When you spend one week at an overseas trade show like the National Design Engineering Show (NDES) there is one important thing that you can’t forget to bring home – toys for the kids. And, if you are like me, it always takes a lot more work to find the appropriate gift for the offspring than it does to work the trade show itself.
Fortunately, at this year’s NDES, I met a man with some ideas on how to put an end to this problem. Albeit the fact that his solution might not be practical until ten years from now, it is nice to know that there is an end in sight.
The man in question was Dr Richard Balanson, the president and chief operating officer of Valencia, CA-based 3D Systems, a well known outfit that manufactures stereolithography equipment for rapid prototyping purposes.
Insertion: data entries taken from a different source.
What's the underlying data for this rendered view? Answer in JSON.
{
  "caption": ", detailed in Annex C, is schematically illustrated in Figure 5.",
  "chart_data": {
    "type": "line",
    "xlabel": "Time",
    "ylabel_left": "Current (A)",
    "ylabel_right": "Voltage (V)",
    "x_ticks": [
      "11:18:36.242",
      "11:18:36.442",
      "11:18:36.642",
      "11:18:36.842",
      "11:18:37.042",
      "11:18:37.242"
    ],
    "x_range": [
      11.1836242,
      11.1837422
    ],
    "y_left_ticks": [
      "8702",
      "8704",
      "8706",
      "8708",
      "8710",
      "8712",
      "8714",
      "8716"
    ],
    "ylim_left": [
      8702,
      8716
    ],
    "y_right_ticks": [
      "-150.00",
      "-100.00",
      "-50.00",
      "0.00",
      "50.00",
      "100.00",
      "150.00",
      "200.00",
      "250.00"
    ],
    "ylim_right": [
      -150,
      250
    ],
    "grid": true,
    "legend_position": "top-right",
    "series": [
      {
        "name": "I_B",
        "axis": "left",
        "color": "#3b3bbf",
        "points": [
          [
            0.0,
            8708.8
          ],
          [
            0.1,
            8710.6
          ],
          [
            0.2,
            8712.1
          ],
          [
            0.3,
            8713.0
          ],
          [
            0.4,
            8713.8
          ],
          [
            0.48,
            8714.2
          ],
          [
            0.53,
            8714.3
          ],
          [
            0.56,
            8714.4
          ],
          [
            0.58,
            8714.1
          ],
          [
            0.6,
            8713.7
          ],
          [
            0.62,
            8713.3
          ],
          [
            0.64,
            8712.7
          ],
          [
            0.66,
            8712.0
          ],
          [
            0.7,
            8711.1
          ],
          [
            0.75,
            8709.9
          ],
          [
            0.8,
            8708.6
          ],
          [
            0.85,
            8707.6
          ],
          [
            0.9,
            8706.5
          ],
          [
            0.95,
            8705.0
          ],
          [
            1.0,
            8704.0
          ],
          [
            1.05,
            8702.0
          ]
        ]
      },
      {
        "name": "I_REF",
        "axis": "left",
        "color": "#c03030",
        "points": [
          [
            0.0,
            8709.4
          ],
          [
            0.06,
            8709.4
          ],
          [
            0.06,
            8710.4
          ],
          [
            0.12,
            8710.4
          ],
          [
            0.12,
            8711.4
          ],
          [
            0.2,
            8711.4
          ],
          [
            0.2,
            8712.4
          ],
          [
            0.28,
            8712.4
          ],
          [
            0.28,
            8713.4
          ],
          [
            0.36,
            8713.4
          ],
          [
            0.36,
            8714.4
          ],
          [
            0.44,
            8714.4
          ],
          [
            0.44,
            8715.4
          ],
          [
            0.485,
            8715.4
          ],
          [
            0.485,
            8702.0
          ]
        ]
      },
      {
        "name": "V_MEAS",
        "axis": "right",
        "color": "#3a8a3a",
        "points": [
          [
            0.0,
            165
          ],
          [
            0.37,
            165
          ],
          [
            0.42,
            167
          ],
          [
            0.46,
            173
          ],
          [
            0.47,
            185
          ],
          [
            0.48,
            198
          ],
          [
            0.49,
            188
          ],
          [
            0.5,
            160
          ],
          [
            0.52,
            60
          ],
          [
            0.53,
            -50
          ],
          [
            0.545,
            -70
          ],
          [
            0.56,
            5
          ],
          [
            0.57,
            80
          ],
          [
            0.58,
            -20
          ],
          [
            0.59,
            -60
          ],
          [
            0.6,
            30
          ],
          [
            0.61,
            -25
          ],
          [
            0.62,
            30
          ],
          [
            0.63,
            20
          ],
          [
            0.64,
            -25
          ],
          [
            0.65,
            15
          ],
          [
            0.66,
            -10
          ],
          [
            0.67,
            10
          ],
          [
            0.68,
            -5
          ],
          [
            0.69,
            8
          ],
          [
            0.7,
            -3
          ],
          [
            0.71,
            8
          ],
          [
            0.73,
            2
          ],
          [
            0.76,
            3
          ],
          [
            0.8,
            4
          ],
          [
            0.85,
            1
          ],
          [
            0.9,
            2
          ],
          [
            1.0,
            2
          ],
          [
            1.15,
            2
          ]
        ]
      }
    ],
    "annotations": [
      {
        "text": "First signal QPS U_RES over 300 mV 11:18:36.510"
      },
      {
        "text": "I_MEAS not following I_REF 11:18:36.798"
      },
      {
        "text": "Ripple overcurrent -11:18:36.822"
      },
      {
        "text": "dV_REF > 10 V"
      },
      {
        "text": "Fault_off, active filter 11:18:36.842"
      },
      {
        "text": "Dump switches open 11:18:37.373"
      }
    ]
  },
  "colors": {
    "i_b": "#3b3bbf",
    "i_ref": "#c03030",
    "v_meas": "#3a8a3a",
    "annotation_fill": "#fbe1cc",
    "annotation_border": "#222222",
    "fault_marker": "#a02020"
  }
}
‘This equipment is coming down in cost all the time,’ said Balanson, when I ran into him early one morning before the trade show had opened. ‘One day, every designer will have a system like this on his or her desk. Imagine the possibilities when they do…`
I didn’t have to. Because Balanson wasn’t about to let me leave until he had explored every possibility of the new technology. With a rapid prototyping machine on every desk, a whole host of new opportunities will open up. And coupled with Internet technology and low cost scanners, they will radically alter the way that we design products.
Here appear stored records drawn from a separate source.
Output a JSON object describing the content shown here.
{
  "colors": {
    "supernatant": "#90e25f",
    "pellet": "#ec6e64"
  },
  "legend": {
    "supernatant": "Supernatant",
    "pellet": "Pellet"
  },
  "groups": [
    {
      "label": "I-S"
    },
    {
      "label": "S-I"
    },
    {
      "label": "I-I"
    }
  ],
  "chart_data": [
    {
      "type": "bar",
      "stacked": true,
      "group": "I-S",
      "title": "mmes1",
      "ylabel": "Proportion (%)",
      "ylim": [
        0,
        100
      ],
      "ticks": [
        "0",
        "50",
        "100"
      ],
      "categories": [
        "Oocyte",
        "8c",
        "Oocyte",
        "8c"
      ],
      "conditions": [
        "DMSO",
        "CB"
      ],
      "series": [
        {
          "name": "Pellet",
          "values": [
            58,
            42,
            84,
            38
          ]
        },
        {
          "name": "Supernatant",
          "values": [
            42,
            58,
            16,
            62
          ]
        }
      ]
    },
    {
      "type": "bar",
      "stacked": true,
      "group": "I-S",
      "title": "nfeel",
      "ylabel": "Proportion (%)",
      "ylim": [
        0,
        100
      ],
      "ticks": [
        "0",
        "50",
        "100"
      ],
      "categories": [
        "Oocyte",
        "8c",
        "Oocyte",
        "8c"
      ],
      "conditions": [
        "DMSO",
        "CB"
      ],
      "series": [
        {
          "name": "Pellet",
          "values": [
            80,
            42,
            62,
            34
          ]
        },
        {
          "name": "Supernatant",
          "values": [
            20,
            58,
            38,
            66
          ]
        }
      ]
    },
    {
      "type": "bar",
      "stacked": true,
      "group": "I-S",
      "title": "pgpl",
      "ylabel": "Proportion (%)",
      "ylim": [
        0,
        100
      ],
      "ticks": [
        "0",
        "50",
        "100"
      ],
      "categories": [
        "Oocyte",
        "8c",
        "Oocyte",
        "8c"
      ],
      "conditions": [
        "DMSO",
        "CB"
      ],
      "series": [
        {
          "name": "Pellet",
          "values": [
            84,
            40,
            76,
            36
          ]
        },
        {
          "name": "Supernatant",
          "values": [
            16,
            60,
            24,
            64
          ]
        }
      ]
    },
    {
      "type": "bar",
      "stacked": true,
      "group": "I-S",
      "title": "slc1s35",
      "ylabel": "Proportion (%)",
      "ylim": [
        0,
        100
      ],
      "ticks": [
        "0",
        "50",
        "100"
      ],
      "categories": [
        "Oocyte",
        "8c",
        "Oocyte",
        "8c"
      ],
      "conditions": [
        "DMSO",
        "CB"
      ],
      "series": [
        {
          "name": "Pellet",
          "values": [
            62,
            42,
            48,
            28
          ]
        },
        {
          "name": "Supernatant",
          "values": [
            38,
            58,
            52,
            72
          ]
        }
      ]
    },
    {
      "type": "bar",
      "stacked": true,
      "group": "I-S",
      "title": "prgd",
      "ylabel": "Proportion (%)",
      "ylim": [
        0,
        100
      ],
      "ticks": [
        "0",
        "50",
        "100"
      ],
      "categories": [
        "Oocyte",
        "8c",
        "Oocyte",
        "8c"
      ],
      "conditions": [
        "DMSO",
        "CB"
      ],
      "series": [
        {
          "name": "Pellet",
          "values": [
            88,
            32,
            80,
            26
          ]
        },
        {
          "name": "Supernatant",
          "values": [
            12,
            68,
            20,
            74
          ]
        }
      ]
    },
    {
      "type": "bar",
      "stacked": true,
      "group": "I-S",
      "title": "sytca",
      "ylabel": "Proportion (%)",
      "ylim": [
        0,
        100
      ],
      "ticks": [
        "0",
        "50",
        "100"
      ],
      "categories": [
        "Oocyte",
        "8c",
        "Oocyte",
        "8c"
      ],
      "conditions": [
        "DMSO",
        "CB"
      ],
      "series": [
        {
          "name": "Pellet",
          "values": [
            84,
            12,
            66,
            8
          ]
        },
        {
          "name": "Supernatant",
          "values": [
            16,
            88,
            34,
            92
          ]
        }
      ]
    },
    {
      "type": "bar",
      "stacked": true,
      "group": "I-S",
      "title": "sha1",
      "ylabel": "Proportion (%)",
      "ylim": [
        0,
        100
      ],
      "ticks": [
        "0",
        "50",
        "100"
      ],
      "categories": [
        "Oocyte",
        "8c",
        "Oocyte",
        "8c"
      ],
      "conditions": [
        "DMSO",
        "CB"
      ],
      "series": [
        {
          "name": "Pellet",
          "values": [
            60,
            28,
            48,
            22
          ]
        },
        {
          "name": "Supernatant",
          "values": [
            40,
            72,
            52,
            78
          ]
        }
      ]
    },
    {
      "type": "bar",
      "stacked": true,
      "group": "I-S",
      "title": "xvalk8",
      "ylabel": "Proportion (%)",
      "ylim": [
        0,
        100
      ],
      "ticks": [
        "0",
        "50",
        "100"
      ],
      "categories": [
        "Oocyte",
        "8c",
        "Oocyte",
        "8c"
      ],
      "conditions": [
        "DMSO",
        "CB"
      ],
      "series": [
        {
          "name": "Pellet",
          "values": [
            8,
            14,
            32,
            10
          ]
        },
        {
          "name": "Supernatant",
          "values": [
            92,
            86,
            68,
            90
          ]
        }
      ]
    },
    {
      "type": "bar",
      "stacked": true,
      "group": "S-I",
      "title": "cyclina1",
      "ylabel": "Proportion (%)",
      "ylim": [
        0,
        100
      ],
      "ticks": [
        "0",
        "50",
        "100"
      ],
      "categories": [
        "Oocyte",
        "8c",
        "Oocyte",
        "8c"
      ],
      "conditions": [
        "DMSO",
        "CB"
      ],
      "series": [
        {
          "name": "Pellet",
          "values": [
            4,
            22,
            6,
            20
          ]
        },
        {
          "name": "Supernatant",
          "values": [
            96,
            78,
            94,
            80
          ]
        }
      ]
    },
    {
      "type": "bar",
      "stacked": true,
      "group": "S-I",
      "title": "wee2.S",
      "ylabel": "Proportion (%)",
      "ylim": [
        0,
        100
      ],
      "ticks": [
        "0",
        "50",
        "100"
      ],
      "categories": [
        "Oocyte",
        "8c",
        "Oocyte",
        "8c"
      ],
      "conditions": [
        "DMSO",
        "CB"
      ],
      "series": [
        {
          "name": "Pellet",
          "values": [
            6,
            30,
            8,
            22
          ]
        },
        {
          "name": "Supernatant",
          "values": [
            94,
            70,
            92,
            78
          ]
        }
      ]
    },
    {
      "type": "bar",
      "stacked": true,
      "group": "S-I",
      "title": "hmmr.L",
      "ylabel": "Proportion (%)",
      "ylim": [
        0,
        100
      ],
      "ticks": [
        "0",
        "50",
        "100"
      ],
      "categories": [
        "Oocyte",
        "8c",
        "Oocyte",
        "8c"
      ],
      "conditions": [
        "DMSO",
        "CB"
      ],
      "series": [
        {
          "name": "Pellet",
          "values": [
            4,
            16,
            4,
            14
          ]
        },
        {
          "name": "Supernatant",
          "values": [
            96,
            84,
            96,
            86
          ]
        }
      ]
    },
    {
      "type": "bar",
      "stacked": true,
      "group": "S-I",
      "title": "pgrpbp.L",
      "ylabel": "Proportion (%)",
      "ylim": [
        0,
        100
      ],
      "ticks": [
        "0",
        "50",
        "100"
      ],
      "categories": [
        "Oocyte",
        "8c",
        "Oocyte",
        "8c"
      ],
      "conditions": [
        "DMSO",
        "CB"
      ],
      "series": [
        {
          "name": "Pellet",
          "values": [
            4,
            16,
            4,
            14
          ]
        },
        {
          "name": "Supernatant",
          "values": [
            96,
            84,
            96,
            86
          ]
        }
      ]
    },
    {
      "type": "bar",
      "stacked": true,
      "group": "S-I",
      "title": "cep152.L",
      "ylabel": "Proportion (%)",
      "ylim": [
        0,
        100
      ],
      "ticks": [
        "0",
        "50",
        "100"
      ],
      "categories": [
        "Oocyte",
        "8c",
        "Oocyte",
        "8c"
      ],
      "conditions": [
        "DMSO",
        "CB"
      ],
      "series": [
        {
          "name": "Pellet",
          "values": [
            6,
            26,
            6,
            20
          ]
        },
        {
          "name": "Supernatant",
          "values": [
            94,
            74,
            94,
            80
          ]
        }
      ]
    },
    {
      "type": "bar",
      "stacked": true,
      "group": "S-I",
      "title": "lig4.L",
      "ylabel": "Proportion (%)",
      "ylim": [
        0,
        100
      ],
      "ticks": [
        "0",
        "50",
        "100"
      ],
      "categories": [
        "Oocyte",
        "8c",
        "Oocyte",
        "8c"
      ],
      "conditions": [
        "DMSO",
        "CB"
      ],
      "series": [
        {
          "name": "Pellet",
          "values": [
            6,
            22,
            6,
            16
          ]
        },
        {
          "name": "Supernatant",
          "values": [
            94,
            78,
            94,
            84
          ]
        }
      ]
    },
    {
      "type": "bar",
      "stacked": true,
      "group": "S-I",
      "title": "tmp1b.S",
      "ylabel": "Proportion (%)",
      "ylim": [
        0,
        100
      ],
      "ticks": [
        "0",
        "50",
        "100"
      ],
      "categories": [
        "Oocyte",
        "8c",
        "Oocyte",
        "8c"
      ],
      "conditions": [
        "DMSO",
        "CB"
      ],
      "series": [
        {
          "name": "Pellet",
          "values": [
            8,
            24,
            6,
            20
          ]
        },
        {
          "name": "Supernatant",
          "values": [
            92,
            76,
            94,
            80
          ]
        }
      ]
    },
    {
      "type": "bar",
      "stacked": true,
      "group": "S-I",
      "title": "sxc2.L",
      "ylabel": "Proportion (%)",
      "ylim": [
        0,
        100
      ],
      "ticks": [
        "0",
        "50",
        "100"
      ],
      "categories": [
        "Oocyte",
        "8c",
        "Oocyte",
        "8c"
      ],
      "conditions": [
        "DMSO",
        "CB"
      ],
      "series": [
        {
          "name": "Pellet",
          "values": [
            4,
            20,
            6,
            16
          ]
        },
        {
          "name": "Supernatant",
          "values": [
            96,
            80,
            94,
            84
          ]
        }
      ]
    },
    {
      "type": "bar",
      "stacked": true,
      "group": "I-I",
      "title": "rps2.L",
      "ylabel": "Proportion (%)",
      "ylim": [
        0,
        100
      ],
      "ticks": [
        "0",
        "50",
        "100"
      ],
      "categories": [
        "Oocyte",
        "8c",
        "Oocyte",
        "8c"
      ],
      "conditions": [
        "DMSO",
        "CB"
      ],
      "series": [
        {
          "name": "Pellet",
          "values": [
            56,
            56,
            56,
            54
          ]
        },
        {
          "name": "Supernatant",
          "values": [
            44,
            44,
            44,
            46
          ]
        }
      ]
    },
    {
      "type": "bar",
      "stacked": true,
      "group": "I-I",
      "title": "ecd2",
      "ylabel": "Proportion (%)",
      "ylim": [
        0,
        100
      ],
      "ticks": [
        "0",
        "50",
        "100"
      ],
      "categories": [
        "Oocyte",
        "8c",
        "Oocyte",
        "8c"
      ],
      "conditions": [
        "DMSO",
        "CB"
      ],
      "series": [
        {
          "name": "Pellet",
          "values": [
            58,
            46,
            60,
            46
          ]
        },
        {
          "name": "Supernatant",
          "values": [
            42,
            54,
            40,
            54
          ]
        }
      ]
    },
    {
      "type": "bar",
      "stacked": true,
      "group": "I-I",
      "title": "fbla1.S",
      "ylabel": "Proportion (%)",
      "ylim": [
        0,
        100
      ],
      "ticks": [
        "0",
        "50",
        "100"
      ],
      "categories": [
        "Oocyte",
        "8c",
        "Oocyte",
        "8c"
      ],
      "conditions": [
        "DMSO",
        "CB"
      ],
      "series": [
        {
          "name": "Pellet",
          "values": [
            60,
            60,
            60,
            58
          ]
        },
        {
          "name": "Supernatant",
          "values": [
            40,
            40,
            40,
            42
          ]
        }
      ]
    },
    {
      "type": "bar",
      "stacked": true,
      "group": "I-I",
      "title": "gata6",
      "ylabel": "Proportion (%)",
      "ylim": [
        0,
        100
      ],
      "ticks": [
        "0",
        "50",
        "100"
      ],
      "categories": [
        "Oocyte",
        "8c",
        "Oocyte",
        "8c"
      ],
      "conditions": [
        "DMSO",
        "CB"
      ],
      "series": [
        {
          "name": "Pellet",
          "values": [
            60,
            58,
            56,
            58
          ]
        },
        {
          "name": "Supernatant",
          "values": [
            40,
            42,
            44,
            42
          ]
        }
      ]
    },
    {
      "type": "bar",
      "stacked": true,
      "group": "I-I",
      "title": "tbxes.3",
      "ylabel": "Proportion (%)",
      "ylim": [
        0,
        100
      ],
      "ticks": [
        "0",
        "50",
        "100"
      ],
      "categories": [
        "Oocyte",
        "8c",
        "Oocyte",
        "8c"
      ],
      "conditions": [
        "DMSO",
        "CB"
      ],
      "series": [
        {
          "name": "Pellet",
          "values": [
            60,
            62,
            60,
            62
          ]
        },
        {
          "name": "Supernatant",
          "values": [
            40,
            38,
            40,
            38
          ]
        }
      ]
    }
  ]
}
Balanson cited a futuristic example of a child at home who wished to create a personalised Barbie doll with the face of its mother. The first step will be to scan in the mother’s face using an inexpensive 3D scanner. Second, a 3D solids model of a Barbie doll will be downloaded into the same computer simply by dialling into the appropriate Barbie web site and accessing the required information for a small fee. Finally, the face will be layered onto the doll. The resulting output will be sent to a very inexpensive 3D Systems stereolithography machine. Minutes later, a customised doll will be output to the child designer.
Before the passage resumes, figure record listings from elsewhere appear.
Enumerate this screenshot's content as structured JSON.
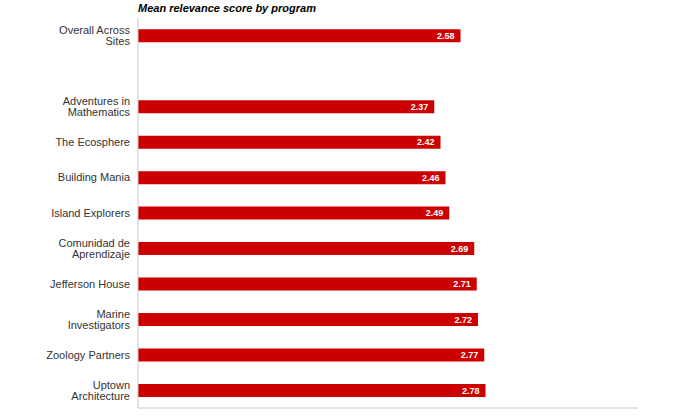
{
  "chart_data": {
    "type": "bar",
    "orientation": "horizontal",
    "title": "Mean relevance score by program",
    "categories": [
      "Overall Across Sites",
      null,
      "Adventures in Mathematics",
      "The Ecosphere",
      "Building Mania",
      "Island Explorers",
      "Comunidad de Aprendizaje",
      "Jefferson House",
      "Marine Investigators",
      "Zoology Partners",
      "Uptown Architecture"
    ],
    "values": [
      2.58,
      null,
      2.37,
      2.42,
      2.46,
      2.49,
      2.69,
      2.71,
      2.72,
      2.77,
      2.78
    ],
    "color": "#cc0000",
    "xlim": [
      0,
      4
    ],
    "grid": false,
    "data_labels": true,
    "tick_labels": "y"
  }
}
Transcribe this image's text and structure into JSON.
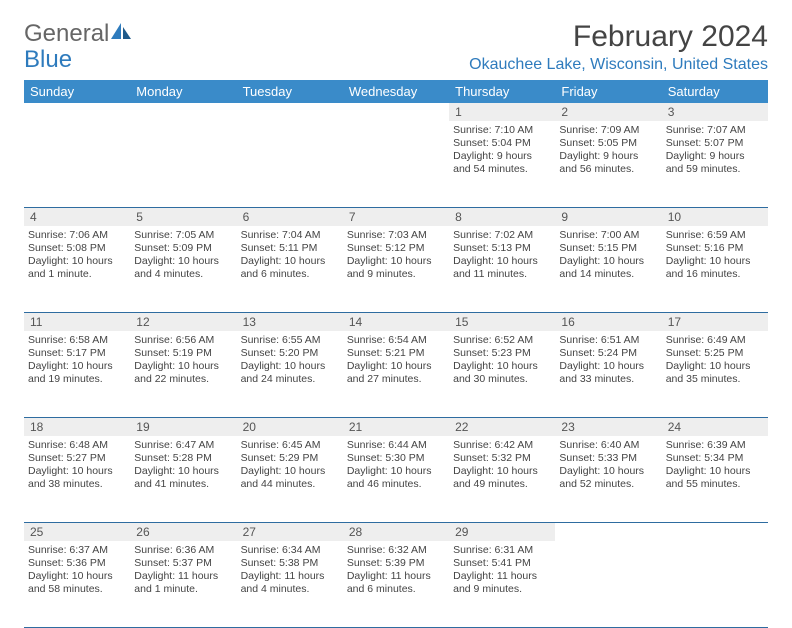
{
  "brand": {
    "part1": "General",
    "part2": "Blue"
  },
  "title": "February 2024",
  "location": "Okauchee Lake, Wisconsin, United States",
  "colors": {
    "header_bg": "#3a8bc9",
    "header_text": "#ffffff",
    "accent": "#2e7bbd",
    "daynum_bg": "#eeeeee",
    "text": "#444444",
    "rule": "#2e6ca0"
  },
  "day_headers": [
    "Sunday",
    "Monday",
    "Tuesday",
    "Wednesday",
    "Thursday",
    "Friday",
    "Saturday"
  ],
  "weeks": [
    {
      "nums": [
        "",
        "",
        "",
        "",
        "1",
        "2",
        "3"
      ],
      "cells": [
        {},
        {},
        {},
        {},
        {
          "sunrise": "Sunrise: 7:10 AM",
          "sunset": "Sunset: 5:04 PM",
          "daylight": "Daylight: 9 hours and 54 minutes."
        },
        {
          "sunrise": "Sunrise: 7:09 AM",
          "sunset": "Sunset: 5:05 PM",
          "daylight": "Daylight: 9 hours and 56 minutes."
        },
        {
          "sunrise": "Sunrise: 7:07 AM",
          "sunset": "Sunset: 5:07 PM",
          "daylight": "Daylight: 9 hours and 59 minutes."
        }
      ]
    },
    {
      "nums": [
        "4",
        "5",
        "6",
        "7",
        "8",
        "9",
        "10"
      ],
      "cells": [
        {
          "sunrise": "Sunrise: 7:06 AM",
          "sunset": "Sunset: 5:08 PM",
          "daylight": "Daylight: 10 hours and 1 minute."
        },
        {
          "sunrise": "Sunrise: 7:05 AM",
          "sunset": "Sunset: 5:09 PM",
          "daylight": "Daylight: 10 hours and 4 minutes."
        },
        {
          "sunrise": "Sunrise: 7:04 AM",
          "sunset": "Sunset: 5:11 PM",
          "daylight": "Daylight: 10 hours and 6 minutes."
        },
        {
          "sunrise": "Sunrise: 7:03 AM",
          "sunset": "Sunset: 5:12 PM",
          "daylight": "Daylight: 10 hours and 9 minutes."
        },
        {
          "sunrise": "Sunrise: 7:02 AM",
          "sunset": "Sunset: 5:13 PM",
          "daylight": "Daylight: 10 hours and 11 minutes."
        },
        {
          "sunrise": "Sunrise: 7:00 AM",
          "sunset": "Sunset: 5:15 PM",
          "daylight": "Daylight: 10 hours and 14 minutes."
        },
        {
          "sunrise": "Sunrise: 6:59 AM",
          "sunset": "Sunset: 5:16 PM",
          "daylight": "Daylight: 10 hours and 16 minutes."
        }
      ]
    },
    {
      "nums": [
        "11",
        "12",
        "13",
        "14",
        "15",
        "16",
        "17"
      ],
      "cells": [
        {
          "sunrise": "Sunrise: 6:58 AM",
          "sunset": "Sunset: 5:17 PM",
          "daylight": "Daylight: 10 hours and 19 minutes."
        },
        {
          "sunrise": "Sunrise: 6:56 AM",
          "sunset": "Sunset: 5:19 PM",
          "daylight": "Daylight: 10 hours and 22 minutes."
        },
        {
          "sunrise": "Sunrise: 6:55 AM",
          "sunset": "Sunset: 5:20 PM",
          "daylight": "Daylight: 10 hours and 24 minutes."
        },
        {
          "sunrise": "Sunrise: 6:54 AM",
          "sunset": "Sunset: 5:21 PM",
          "daylight": "Daylight: 10 hours and 27 minutes."
        },
        {
          "sunrise": "Sunrise: 6:52 AM",
          "sunset": "Sunset: 5:23 PM",
          "daylight": "Daylight: 10 hours and 30 minutes."
        },
        {
          "sunrise": "Sunrise: 6:51 AM",
          "sunset": "Sunset: 5:24 PM",
          "daylight": "Daylight: 10 hours and 33 minutes."
        },
        {
          "sunrise": "Sunrise: 6:49 AM",
          "sunset": "Sunset: 5:25 PM",
          "daylight": "Daylight: 10 hours and 35 minutes."
        }
      ]
    },
    {
      "nums": [
        "18",
        "19",
        "20",
        "21",
        "22",
        "23",
        "24"
      ],
      "cells": [
        {
          "sunrise": "Sunrise: 6:48 AM",
          "sunset": "Sunset: 5:27 PM",
          "daylight": "Daylight: 10 hours and 38 minutes."
        },
        {
          "sunrise": "Sunrise: 6:47 AM",
          "sunset": "Sunset: 5:28 PM",
          "daylight": "Daylight: 10 hours and 41 minutes."
        },
        {
          "sunrise": "Sunrise: 6:45 AM",
          "sunset": "Sunset: 5:29 PM",
          "daylight": "Daylight: 10 hours and 44 minutes."
        },
        {
          "sunrise": "Sunrise: 6:44 AM",
          "sunset": "Sunset: 5:30 PM",
          "daylight": "Daylight: 10 hours and 46 minutes."
        },
        {
          "sunrise": "Sunrise: 6:42 AM",
          "sunset": "Sunset: 5:32 PM",
          "daylight": "Daylight: 10 hours and 49 minutes."
        },
        {
          "sunrise": "Sunrise: 6:40 AM",
          "sunset": "Sunset: 5:33 PM",
          "daylight": "Daylight: 10 hours and 52 minutes."
        },
        {
          "sunrise": "Sunrise: 6:39 AM",
          "sunset": "Sunset: 5:34 PM",
          "daylight": "Daylight: 10 hours and 55 minutes."
        }
      ]
    },
    {
      "nums": [
        "25",
        "26",
        "27",
        "28",
        "29",
        "",
        ""
      ],
      "cells": [
        {
          "sunrise": "Sunrise: 6:37 AM",
          "sunset": "Sunset: 5:36 PM",
          "daylight": "Daylight: 10 hours and 58 minutes."
        },
        {
          "sunrise": "Sunrise: 6:36 AM",
          "sunset": "Sunset: 5:37 PM",
          "daylight": "Daylight: 11 hours and 1 minute."
        },
        {
          "sunrise": "Sunrise: 6:34 AM",
          "sunset": "Sunset: 5:38 PM",
          "daylight": "Daylight: 11 hours and 4 minutes."
        },
        {
          "sunrise": "Sunrise: 6:32 AM",
          "sunset": "Sunset: 5:39 PM",
          "daylight": "Daylight: 11 hours and 6 minutes."
        },
        {
          "sunrise": "Sunrise: 6:31 AM",
          "sunset": "Sunset: 5:41 PM",
          "daylight": "Daylight: 11 hours and 9 minutes."
        },
        {},
        {}
      ]
    }
  ]
}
If I was in any doubt that this vision of the future was any less than a certainty, then Balanson put my fears to rest. ‘Just look at the price of ink jet technology today compared with ten years ago,` he said. ‘The same thing will happen to stereolithography equipment`.
This trip, however, the option of creating my own toys once I returned home home wasn’t a viable option. And so it was off to Toys `R Us to see what they had on offer. Maybe next year.